Charles Nokes, a space physics student who hails from Lacombe, cried and then high-fived colleagues in elation Tuesday as the Atlas V blasted off into a bright blue sky from the Kennedy Space Center in Florida.
"You see the rocket engines and the fire coming out and you feel the rumble," he said from a vantage point only a few kilometres from the launch pad.
"We cried. We put Alberta's first satellite into space!"
The cube satellite called Ex-Alta 1 is being carried to the International Space Station in a cargo capsule.
Later this spring, it is to be deployed into orbit with other cube satellites designed at other universities around the world.
The mission is to study space weather and the lower thermosphere at altitudes below 400 kilometres above the Earth.
Once the satellite is in orbit, students are to study data it will transmit to better understand high-energy particles and electromagnetic fields.
Ex-Alta 1, which is about the size of a loaf of bread, will burn up during re-entry into the atmosphere within a few years.
Nokes said this part of lower space is rarely studied because it would be too expensive to lose a larger satellite.

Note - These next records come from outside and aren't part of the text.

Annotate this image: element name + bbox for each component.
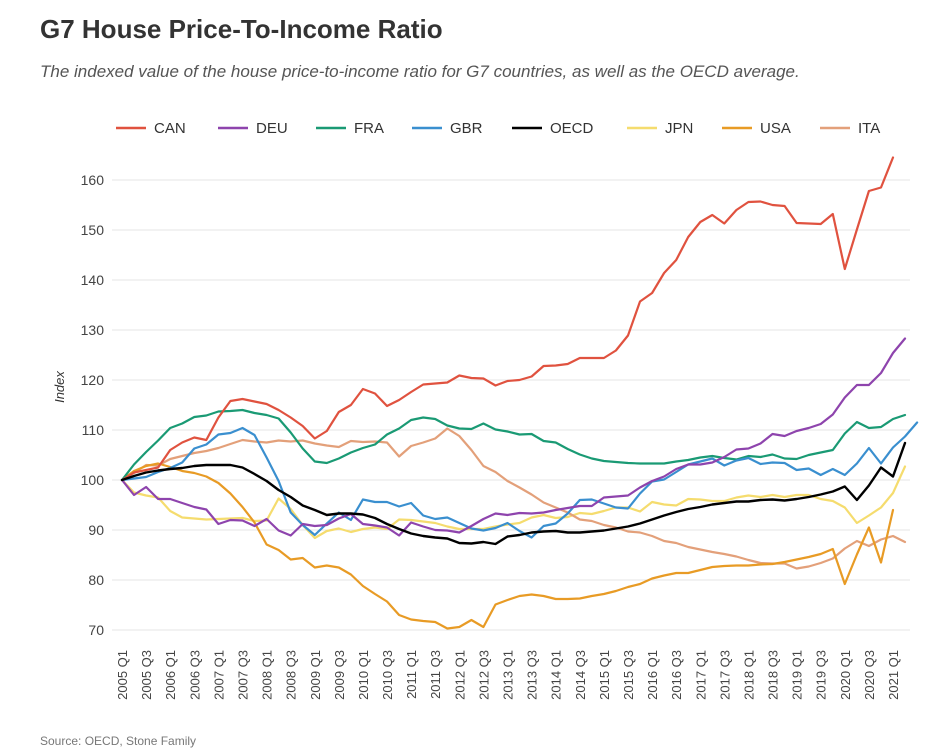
y-tick-label: 80 [88, 572, 104, 588]
x-tick-label: 2008 Q1 [260, 650, 275, 700]
x-tick-label: 2009 Q3 [332, 650, 347, 700]
y-tick-label: 90 [88, 522, 104, 538]
y-axis-ticks: 70 80 90 100 110 120 130 140 150 160 [81, 172, 105, 638]
x-tick-label: 2009 Q1 [308, 650, 323, 700]
x-tick-label: 2010 Q3 [380, 650, 395, 700]
x-tick-label: 2013 Q3 [525, 650, 540, 700]
x-tick-label: 2012 Q3 [476, 650, 491, 700]
y-tick-label: 150 [81, 222, 105, 238]
gridlines [112, 179, 910, 631]
x-tick-label: 2008 Q3 [284, 650, 299, 700]
x-tick-label: 2020 Q1 [838, 650, 853, 700]
x-tick-label: 2019 Q1 [790, 650, 805, 700]
legend-label-ita: ITA [858, 120, 880, 137]
x-tick-label: 2018 Q1 [741, 650, 756, 700]
x-tick-label: 2019 Q3 [814, 650, 829, 700]
x-tick-label: 2011 Q1 [404, 650, 419, 699]
y-tick-label: 70 [88, 622, 104, 638]
x-tick-label: 2020 Q3 [862, 650, 877, 700]
x-tick-label: 2013 Q1 [501, 650, 516, 700]
chart-title: G7 House Price-To-Income Ratio [40, 14, 443, 44]
x-axis-ticks: 2005 Q1 2005 Q3 2006 Q1 2006 Q3 2007 Q1 2007 … [115, 650, 901, 700]
x-tick-label: 2017 Q1 [693, 650, 708, 700]
series-lines [120, 156, 919, 630]
y-tick-label: 160 [81, 172, 105, 188]
y-tick-label: 110 [82, 422, 105, 438]
legend-label-oecd: OECD [550, 120, 594, 137]
y-tick-label: 120 [81, 372, 105, 388]
x-tick-label: 2014 Q1 [549, 650, 564, 700]
y-axis-label: Index [52, 371, 67, 403]
y-tick-label: 100 [81, 472, 105, 488]
chart-legend: CAN DEU FRA GBR OECD JPN USA ITA [116, 120, 880, 137]
legend-label-deu: DEU [256, 120, 288, 137]
series-line-fra [120, 408, 907, 482]
x-tick-label: 2005 Q3 [139, 650, 154, 700]
legend-label-can: CAN [154, 120, 186, 137]
legend-label-usa: USA [760, 120, 791, 137]
series-line-ita [120, 427, 907, 570]
series-line-oecd [120, 441, 907, 546]
x-tick-label: 2017 Q3 [717, 650, 732, 700]
x-tick-label: 2016 Q1 [645, 650, 660, 700]
legend-label-gbr: GBR [450, 120, 483, 137]
series-line-usa [120, 462, 895, 630]
x-tick-label: 2006 Q1 [163, 650, 178, 700]
chart-subtitle: The indexed value of the house price-to-… [40, 62, 800, 81]
y-tick-label: 130 [81, 322, 105, 338]
x-tick-label: 2006 Q3 [187, 650, 202, 700]
x-tick-label: 2005 Q1 [115, 650, 130, 700]
x-tick-label: 2007 Q1 [211, 650, 226, 700]
y-tick-label: 140 [81, 272, 105, 288]
series-line-gbr [120, 421, 919, 539]
x-tick-label: 2021 Q1 [886, 650, 901, 700]
x-tick-label: 2015 Q3 [621, 650, 636, 700]
legend-label-jpn: JPN [665, 120, 693, 137]
x-tick-label: 2011 Q3 [428, 650, 443, 699]
source-note: Source: OECD, Stone Family [40, 734, 197, 748]
x-tick-label: 2015 Q1 [597, 650, 612, 700]
x-tick-label: 2016 Q3 [669, 650, 684, 700]
x-tick-label: 2007 Q3 [235, 650, 250, 700]
series-line-deu [120, 337, 907, 537]
x-tick-label: 2014 Q3 [573, 650, 588, 700]
legend-label-fra: FRA [354, 120, 384, 137]
x-tick-label: 2018 Q3 [766, 650, 781, 700]
series-line-can [120, 156, 895, 482]
x-tick-label: 2012 Q1 [452, 650, 467, 700]
x-tick-label: 2010 Q1 [356, 650, 371, 700]
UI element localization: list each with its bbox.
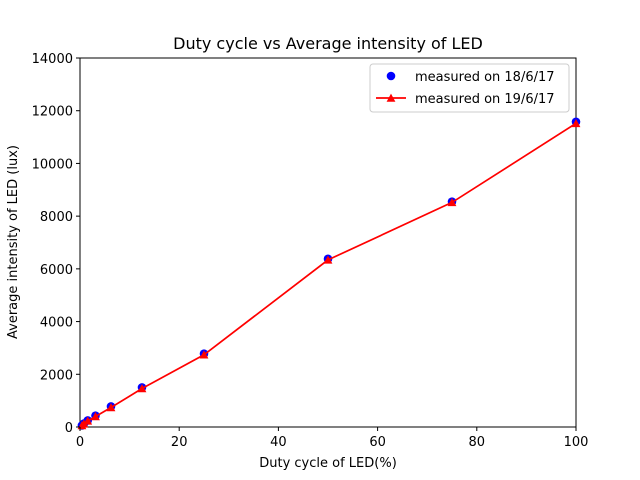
series-2-point [79, 419, 89, 428]
x-axis: 0 20 40 60 80 100 [76, 427, 589, 450]
series-2-point [137, 384, 147, 393]
y-tick-label: 14000 [32, 52, 73, 67]
y-tick-label: 4000 [40, 316, 73, 331]
series-2-point [91, 412, 100, 421]
series-2-point [447, 198, 457, 207]
legend-marker-series-2 [386, 93, 396, 102]
x-tick-label: 100 [564, 435, 589, 450]
legend-box [369, 63, 570, 113]
x-axis-label: Duty cycle of LED(%) [259, 456, 397, 471]
axes-frame [79, 57, 577, 428]
x-tick-label: 20 [171, 435, 188, 450]
y-tick-label: 10000 [32, 157, 73, 172]
series-2-point [571, 118, 581, 128]
series-2-point [83, 416, 93, 425]
series-2-point [199, 350, 209, 359]
x-tick-label: 40 [270, 435, 287, 450]
legend-marker-series-1 [386, 71, 396, 81]
y-tick-label: 2000 [40, 368, 73, 383]
series-2-point [106, 403, 116, 412]
y-tick-label: 6000 [40, 263, 73, 278]
plot-area [77, 57, 581, 430]
series-2-point [323, 255, 333, 264]
legend-label-series-2: measured on 19/6/17 [415, 92, 555, 107]
y-tick-label: 0 [65, 421, 73, 436]
x-tick-label: 60 [369, 435, 386, 450]
y-axis: 0 2000 4000 6000 8000 10000 12000 14000 [32, 52, 80, 436]
x-tick-label: 0 [76, 435, 84, 450]
chart-title: Duty cycle vs Average intensity of LED [173, 34, 483, 53]
y-tick-label: 12000 [32, 105, 73, 120]
y-tick-label: 8000 [40, 210, 73, 225]
x-tick-label: 80 [469, 435, 486, 450]
legend-label-series-1: measured on 18/6/17 [415, 70, 555, 85]
legend: measured on 18/6/17 measured on 19/6/17 [369, 63, 570, 113]
series-2-line [81, 122, 577, 427]
y-axis-label: Average intensity of LED (lux) [6, 145, 21, 339]
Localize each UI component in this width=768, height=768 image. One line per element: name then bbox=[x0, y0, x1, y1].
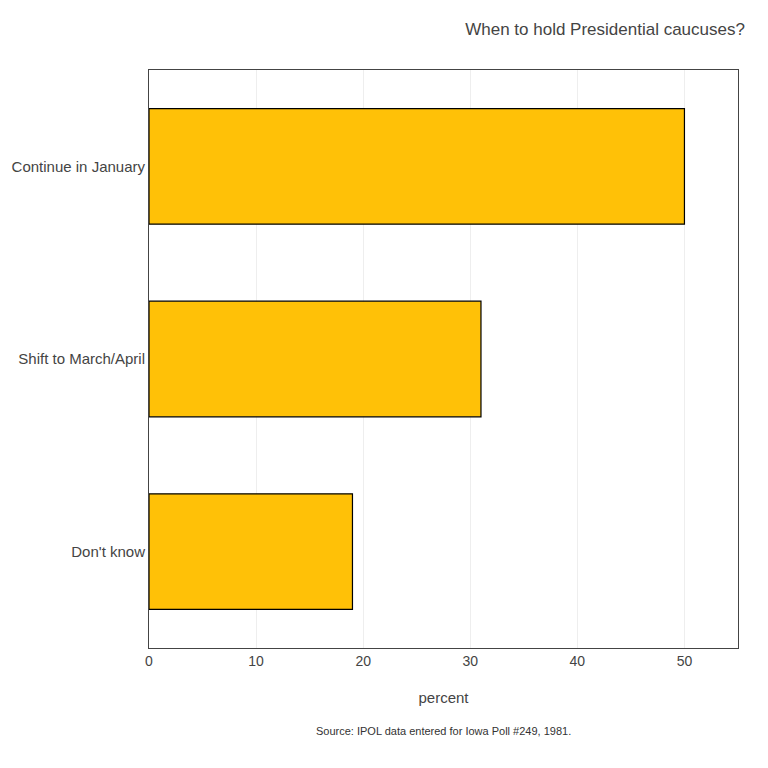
svg-text:Don't know: Don't know bbox=[71, 543, 145, 560]
svg-text:0: 0 bbox=[145, 653, 153, 669]
svg-text:percent: percent bbox=[418, 689, 469, 706]
svg-text:When to hold Presidential cauc: When to hold Presidential caucuses? bbox=[465, 20, 745, 39]
svg-text:20: 20 bbox=[355, 653, 371, 669]
svg-text:Shift to March/April: Shift to March/April bbox=[18, 350, 145, 367]
svg-text:30: 30 bbox=[462, 653, 478, 669]
svg-text:Continue in January: Continue in January bbox=[12, 158, 146, 175]
svg-text:10: 10 bbox=[248, 653, 264, 669]
svg-text:50: 50 bbox=[677, 653, 693, 669]
svg-text:Source: IPOL data entered for: Source: IPOL data entered for Iowa Poll … bbox=[316, 725, 571, 737]
svg-text:40: 40 bbox=[570, 653, 586, 669]
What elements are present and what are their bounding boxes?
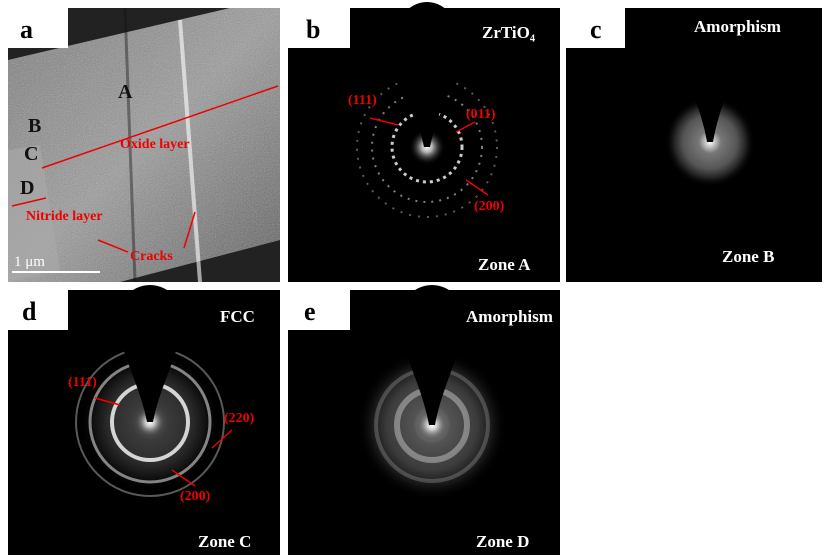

Students and faculty at the University of Alberta have been working on the satellite project since 2010.
Some of the money for Ex-Alta 1 was raised from more than 600 donors in a crowd-funding project. The names of the donors are on a microchip aboard the tiny craft.
Nokes, 23, said watching the satellite lift off justified all the years of hard work and delays on the student-led project. He served as systems engineer and project manager for Ex-Alta 1.
"It has been quite the unique learning experience," said Nokes, who is studying for his masters degree.
Another team of students at the university is working on designing and building a second satellite called Ex-Alta 2.
There is evidence that Tuesday's launch is already inspiring a new generation of students about space exploration.
Nokes said the mother of one team member is a teacher who played the video of the satellite launch to her kindergarten class.
"She sent us a photo of her students watching the launch live on the screen. That was really cool."